Tietjens met me in the veranda with a bay like the boom of the bells of St. Paul’s, and put her paws on my shoulders and said she was glad to see me. Strickland had contrived to put together that sort of meal which he called lunch, and immediately after it was finished went out about his business. I was left alone with Tietjens and my own affairs. The heat of the summer had broken up and given place to the warm damp of the rains. There was no motion in the heated air, but the rain fell like bayonet rods on the earth, and flung up a blue mist where it splashed back again. The bamboos and the custard apples, the poinsettias and the mango-trees in the garden stood still while the warm water lashed through them and the frogs began to sing among the aloe hedges. A little before the light failed, and when the rain was at its worst, I sat in the back veranda and heard the water roar from the eaves, and scratched myself because I was covered with the thing they call prickly heat. Tietjens came out with me and put her head in my lap, and was very sorrowful, so I gave her biscuits when tea was ready, and I took tea in the back veranda on account of the little coolness I found there. The rooms of the house were dark be
hind me. I could smell Strickland’s saddlery and the oil on his guns, and I did not the least desire to sit among these things. My own servant came to me in the twilight, the muslin of his clothes clinging tightly to his drenched body, and told me that a gentleman had called and wished to see someone. Very much against my will, and because of the darkness of the rooms, I went into the naked drawing-room, telling my man to bring the lights. There might or might not have been a caller in the room—it seems to me that I saw a figure by one of the windows, but when the lights came there was nothing save the spikes of the rain without and the smell of the drinking earth in my nostrils. I explained to my man that he was no wiser than he ought to be, and went back to the veranda to talk to Tietjens. She had gone out into the wet and I could hardly coax her back to me—even with biscuits with sugar on top. Strickland rode back, dripping wet, just before dinner, and the first thing he said was:
‘Has any one called?’
I explained, with apologies, that my servant had called me into the drawing-room on a false alarm; or that some loafer had tried to call on Strickland, and, thinking better of it, fled after giving his name. Strickland ordered dinner without comment and since it was a real dinner, with white table-cloth attached, we sat down.

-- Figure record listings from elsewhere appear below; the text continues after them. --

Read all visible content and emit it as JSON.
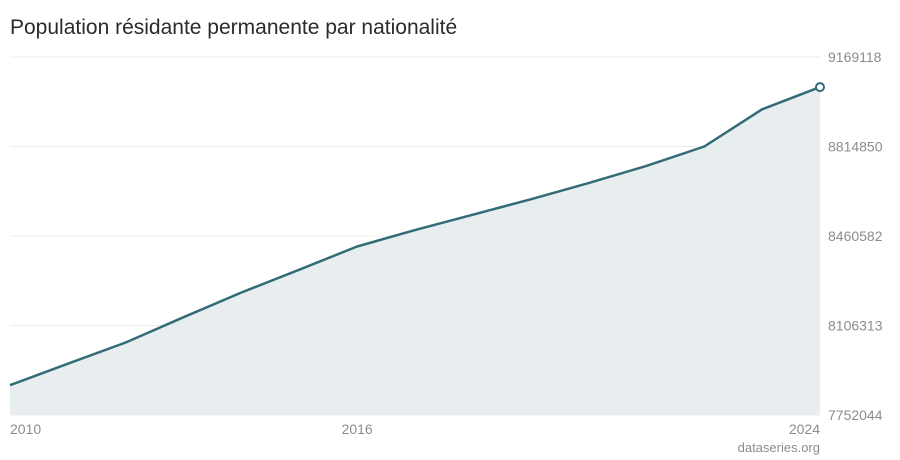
{
  "chart_data": {
    "type": "area",
    "title": "Population résidante permanente par nationalité",
    "xlabel": "",
    "ylabel": "",
    "x": [
      2010,
      2011,
      2012,
      2013,
      2014,
      2015,
      2016,
      2017,
      2018,
      2019,
      2020,
      2021,
      2022,
      2023,
      2024
    ],
    "series": [
      {
        "values": [
          7870000,
          7955000,
          8039000,
          8139000,
          8237000,
          8327000,
          8419000,
          8484000,
          8545000,
          8606000,
          8670000,
          8738000,
          8815000,
          8962000,
          9050000
        ]
      }
    ],
    "ylim": [
      7752044,
      9169118
    ],
    "y_ticks": [
      "7752044",
      "8106313",
      "8460582",
      "8814850",
      "9169118"
    ],
    "x_ticks": [
      "2010",
      "2016",
      "2024"
    ],
    "grid": true,
    "colors": {
      "line": "#336b77",
      "area": "#e8eef0",
      "grid": "#ececec"
    }
  },
  "source": "dataseries.org"
}
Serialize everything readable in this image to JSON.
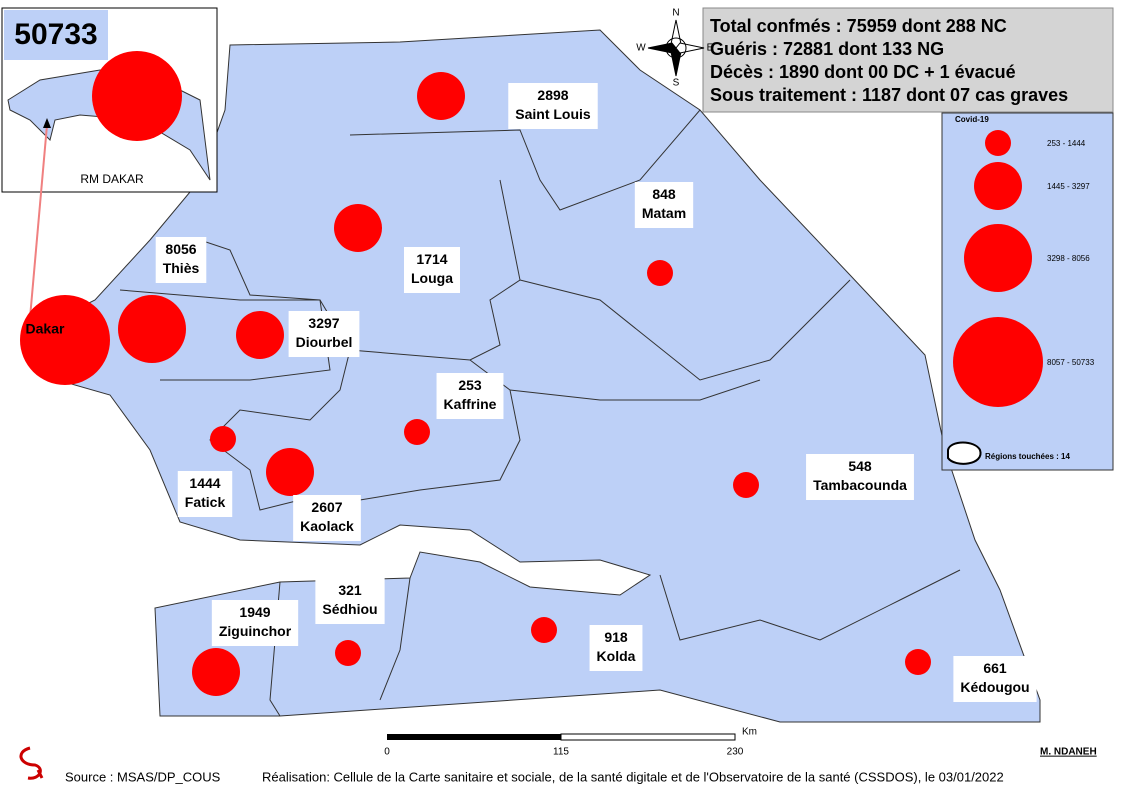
{
  "title": "50733",
  "inset": {
    "label": "RM DAKAR"
  },
  "dakar": {
    "name": "Dakar",
    "cases": 50733
  },
  "stats": [
    "Total confmés : 75959 dont 288 NC",
    "Guéris : 72881 dont 133 NG",
    "Décès : 1890 dont 00 DC + 1 évacué",
    "Sous traitement : 1187 dont 07 cas graves"
  ],
  "compass": {
    "n": "N",
    "s": "S",
    "e": "E",
    "w": "W"
  },
  "legend": {
    "title": "Covid-19",
    "classes": [
      {
        "label": "253 - 1444",
        "min": 253,
        "max": 1444
      },
      {
        "label": "1445 - 3297",
        "min": 1445,
        "max": 3297
      },
      {
        "label": "3298 - 8056",
        "min": 3298,
        "max": 8056
      },
      {
        "label": "8057 - 50733",
        "min": 8057,
        "max": 50733
      }
    ],
    "regions_note": "Régions touchées : 14"
  },
  "regions": [
    {
      "name": "Saint Louis",
      "cases": 2898
    },
    {
      "name": "Matam",
      "cases": 848
    },
    {
      "name": "Louga",
      "cases": 1714
    },
    {
      "name": "Thiès",
      "cases": 8056
    },
    {
      "name": "Diourbel",
      "cases": 3297
    },
    {
      "name": "Kaffrine",
      "cases": 253
    },
    {
      "name": "Fatick",
      "cases": 1444
    },
    {
      "name": "Kaolack",
      "cases": 2607
    },
    {
      "name": "Tambacounda",
      "cases": 548
    },
    {
      "name": "Ziguinchor",
      "cases": 1949
    },
    {
      "name": "Sédhiou",
      "cases": 321
    },
    {
      "name": "Kolda",
      "cases": 918
    },
    {
      "name": "Kédougou",
      "cases": 661
    }
  ],
  "scale": {
    "unit": "Km",
    "ticks": [
      "0",
      "115",
      "230"
    ]
  },
  "author": "M. NDANEH",
  "source": "Source : MSAS/DP_COUS",
  "credit": "Réalisation: Cellule de la Carte sanitaire et sociale, de la santé digitale et de l'Observatoire de la santé (CSSDOS), le 03/01/2022"
}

At nine o’clock Strickland wanted to go to bed and I was tired too. Tietjens, who had been lying underneath the table, rose up and went into the least exposed veranda as soon as her master moved to his own room, which was next to the stately chamber set apart for Tietjens. If a mere wife had wished to sleep out-of-doors in that pelting rain, it would not have mattered, but Tietjens was a dog, and therefore the better animal. I looked at Strickland, expecting to see him flog her with a whip. He smiled queerly, as a man would smile after telling some hideous domestic tragedy. ‘She has done this ever since I moved in here.’